In this randomized double-blind clinical trial study 60 children with ASA = I-II aged 5-12 years undergoing tonsillectomy were involved. The first group received bupivacaine at a dose of 0.1 mg/kg that was injected into the bed and the anterior crease of each tonsil. The second group was given intravenous acetaminophen at a dose of 12.5 mg/kg. The patient's pain score at 10, 30, 60 min after his/her admission to recovery room and 120, 240 and 360 min after the surgery was recorded using CHEOPS. Patient's sedation score, nausea or vomiting, the time of the first request for analgesia and the time of starting oral feeding were recorded and analyzed too.
There was no significant differences in mean age (p value = 0.44), gender (p value = 0.79), weight (p value = 0.36), height (p value = 0.17), anesthesia duration (p.value = 0.85) and surgery duration (p.value = 0.73) between two groups. Postoperative pain was significantly less in the bupivacaine group at 240 and 360 min after the surgery. The mean sedation score was higher in the bupivacaine group but not significantly. There was no significant difference between groups regarding the nausea and vomiting, the first analgesics request time and the start time of oral feeding.

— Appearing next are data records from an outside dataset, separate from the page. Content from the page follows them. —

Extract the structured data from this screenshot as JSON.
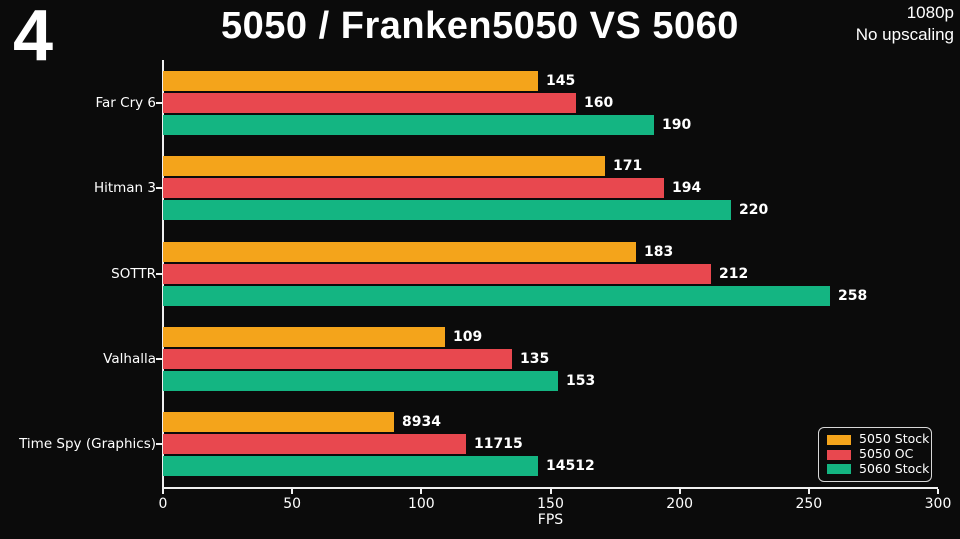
{
  "page": {
    "corner_number": "4",
    "title": "5050 / Franken5050 VS 5060",
    "resolution": "1080p",
    "upscaling": "No upscaling"
  },
  "chart_data": {
    "type": "bar",
    "orientation": "horizontal",
    "title": "5050 / Franken5050 VS 5060",
    "xlabel": "FPS",
    "xlim": [
      0,
      300
    ],
    "xticks": [
      0,
      50,
      100,
      150,
      200,
      250,
      300
    ],
    "grid": false,
    "legend_position": "lower right",
    "categories": [
      "Far Cry 6",
      "Hitman 3",
      "SOTTR",
      "Valhalla",
      "Time Spy (Graphics)"
    ],
    "series": [
      {
        "name": "5050 Stock",
        "color": "#F4A41B",
        "values": [
          145,
          171,
          183,
          109,
          8934
        ],
        "plotted": [
          145,
          171,
          183,
          109,
          89.34
        ]
      },
      {
        "name": "5050 OC",
        "color": "#E8484F",
        "values": [
          160,
          194,
          212,
          135,
          11715
        ],
        "plotted": [
          160,
          194,
          212,
          135,
          117.15
        ]
      },
      {
        "name": "5060 Stock",
        "color": "#14B582",
        "values": [
          190,
          220,
          258,
          153,
          14512
        ],
        "plotted": [
          190,
          220,
          258,
          153,
          145.12
        ]
      }
    ],
    "colors": {
      "background": "#0B0B0B",
      "text": "#FFFFFF",
      "axis": "#F0F0F0"
    }
  }
}
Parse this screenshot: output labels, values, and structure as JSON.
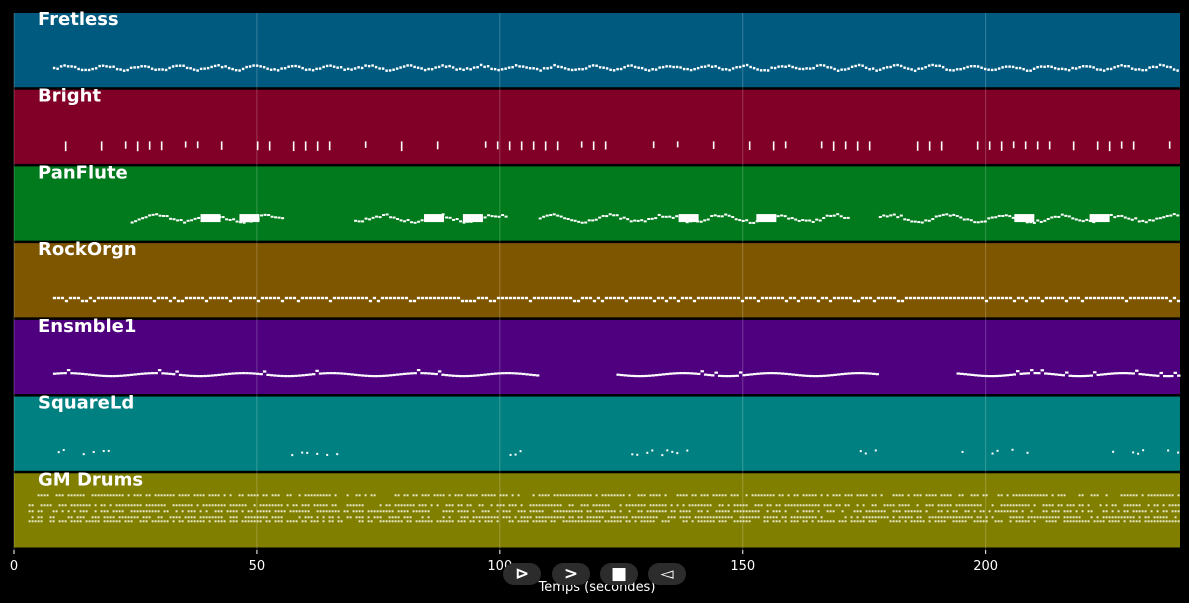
{
  "chart_data": {
    "type": "pianoroll",
    "xlabel": "Temps (secondes)",
    "xlim": [
      0,
      240
    ],
    "xticks": [
      0,
      50,
      100,
      150,
      200
    ],
    "grid": true,
    "tracks": [
      {
        "name": "Fretless",
        "color": "#005a80",
        "segments": [
          [
            8,
            240
          ]
        ],
        "pattern": "wave-small"
      },
      {
        "name": "Bright",
        "color": "#800027",
        "segments": [
          [
            8,
            240
          ]
        ],
        "pattern": "chords"
      },
      {
        "name": "PanFlute",
        "color": "#007a1c",
        "segments": [
          [
            24,
            56
          ],
          [
            70,
            102
          ],
          [
            108,
            172
          ],
          [
            178,
            240
          ]
        ],
        "pattern": "melody"
      },
      {
        "name": "RockOrgn",
        "color": "#7f5600",
        "segments": [
          [
            8,
            240
          ]
        ],
        "pattern": "dense"
      },
      {
        "name": "Ensmble1",
        "color": "#4f007f",
        "segments": [
          [
            8,
            108
          ],
          [
            124,
            178
          ],
          [
            194,
            240
          ]
        ],
        "pattern": "line"
      },
      {
        "name": "SquareLd",
        "color": "#008080",
        "segments": [
          [
            9,
            23
          ],
          [
            55,
            69
          ],
          [
            102,
            108
          ],
          [
            125,
            139
          ],
          [
            171,
            178
          ],
          [
            194,
            209
          ],
          [
            225,
            240
          ]
        ],
        "pattern": "sparse"
      },
      {
        "name": "GM Drums",
        "color": "#807f00",
        "segments": [
          [
            3,
            240
          ]
        ],
        "pattern": "drums"
      }
    ]
  },
  "controls": {
    "play_label": "⊳",
    "next_label": ">",
    "stop_label": "■",
    "prev_label": "◅"
  }
}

According to the results of the present study, since administration of peritonsillar bupivacaine compared to acetaminophen had a better effect on managing postoperative pain and improving sedation and also since no complications were reported; therefore, peritonsillar infiltration with bupivacaine is suggested for pediatric tonsillectomy.

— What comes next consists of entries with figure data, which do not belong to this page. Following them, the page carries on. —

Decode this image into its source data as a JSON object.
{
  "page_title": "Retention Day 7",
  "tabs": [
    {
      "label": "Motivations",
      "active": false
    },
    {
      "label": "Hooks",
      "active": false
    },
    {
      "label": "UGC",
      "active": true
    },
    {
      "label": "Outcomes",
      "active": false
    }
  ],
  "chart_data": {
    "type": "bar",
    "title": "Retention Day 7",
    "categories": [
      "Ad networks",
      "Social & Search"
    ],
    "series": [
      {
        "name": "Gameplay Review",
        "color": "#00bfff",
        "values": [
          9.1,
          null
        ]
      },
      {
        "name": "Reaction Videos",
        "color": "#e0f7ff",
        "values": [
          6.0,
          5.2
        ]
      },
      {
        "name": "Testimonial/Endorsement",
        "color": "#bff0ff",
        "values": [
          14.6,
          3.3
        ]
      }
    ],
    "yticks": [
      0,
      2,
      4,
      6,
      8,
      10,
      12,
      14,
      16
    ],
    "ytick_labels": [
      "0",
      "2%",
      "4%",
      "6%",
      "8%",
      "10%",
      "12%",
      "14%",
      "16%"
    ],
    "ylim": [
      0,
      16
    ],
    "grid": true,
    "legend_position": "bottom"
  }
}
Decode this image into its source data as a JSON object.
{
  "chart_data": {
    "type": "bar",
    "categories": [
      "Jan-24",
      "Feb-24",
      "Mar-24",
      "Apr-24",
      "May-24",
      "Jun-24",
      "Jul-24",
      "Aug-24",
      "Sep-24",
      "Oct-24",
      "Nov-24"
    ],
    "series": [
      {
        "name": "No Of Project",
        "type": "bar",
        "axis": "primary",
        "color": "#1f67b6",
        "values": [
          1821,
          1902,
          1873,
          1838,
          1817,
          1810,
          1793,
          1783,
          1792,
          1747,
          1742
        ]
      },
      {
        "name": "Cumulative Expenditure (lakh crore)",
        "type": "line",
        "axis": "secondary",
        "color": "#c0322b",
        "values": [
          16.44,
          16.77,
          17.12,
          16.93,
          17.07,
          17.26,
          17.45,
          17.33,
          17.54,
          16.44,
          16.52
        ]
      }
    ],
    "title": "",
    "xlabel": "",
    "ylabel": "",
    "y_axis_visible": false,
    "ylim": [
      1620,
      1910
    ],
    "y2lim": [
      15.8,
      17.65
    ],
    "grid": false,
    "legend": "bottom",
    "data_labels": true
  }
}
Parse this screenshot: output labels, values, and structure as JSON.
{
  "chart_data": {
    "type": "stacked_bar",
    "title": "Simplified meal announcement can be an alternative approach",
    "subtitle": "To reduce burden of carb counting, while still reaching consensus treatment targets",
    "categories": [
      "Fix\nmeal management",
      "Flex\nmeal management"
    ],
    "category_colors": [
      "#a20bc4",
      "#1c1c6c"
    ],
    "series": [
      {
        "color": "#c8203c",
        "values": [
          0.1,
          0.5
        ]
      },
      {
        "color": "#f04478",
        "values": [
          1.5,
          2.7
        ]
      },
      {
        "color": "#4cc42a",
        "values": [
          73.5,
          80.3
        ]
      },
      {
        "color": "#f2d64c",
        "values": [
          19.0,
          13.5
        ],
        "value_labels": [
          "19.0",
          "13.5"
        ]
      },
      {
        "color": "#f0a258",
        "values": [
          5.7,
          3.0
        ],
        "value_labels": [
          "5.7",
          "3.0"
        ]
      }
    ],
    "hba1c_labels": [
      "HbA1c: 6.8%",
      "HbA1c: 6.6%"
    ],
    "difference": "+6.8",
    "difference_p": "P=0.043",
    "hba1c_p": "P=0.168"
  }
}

本研究旨在比较扁桃体周围注射布比卡因和静脉注射对乙酰氨基酚在儿童扁桃体切除术后疼痛的疗效。
本随机双盲临床试验研究纳入了 60 名 ASA = I-II 级、年龄在 5-12 岁的行扁桃体切除术的儿童。第一组给予 0.1mg/kg 的布比卡因注射到每个扁桃体的床和前皱襞。第二组给予 12.5mg/kg 的静脉注射对乙酰氨基酚。患者在进入恢复室后 10、30、60 分钟以及手术后 120、240 和 360 分钟时,采用 CHEOPS 记录疼痛评分。记录并分析患者的镇静评分、恶心或呕吐、首次要求镇痛的时间以及开始口服喂养的时间。
两组间的平均年龄(p 值=0.44)、性别(p 值=0.79)、体重(p 值=0.36)、身高(p 值=0.17)、麻醉时间(p 值=0.85)和手术时间(p 值=0.73)均无显著差异。在手术后 240 和 360 分钟时,布比卡因组的术后疼痛明显减轻。布比卡因组的平均镇静评分较高,但无显著差异。两组间恶心呕吐、首次要求镇痛的时间和开始口服喂养的时间无显著差异。
根据本研究结果,由于扁桃体周围注射布比卡因与对乙酰氨基酚相比,在管理术后疼痛和改善镇静方面效果更好,且无并发症报告,因此建议在儿童扁桃体切除术中行扁桃体周围浸润布比卡因。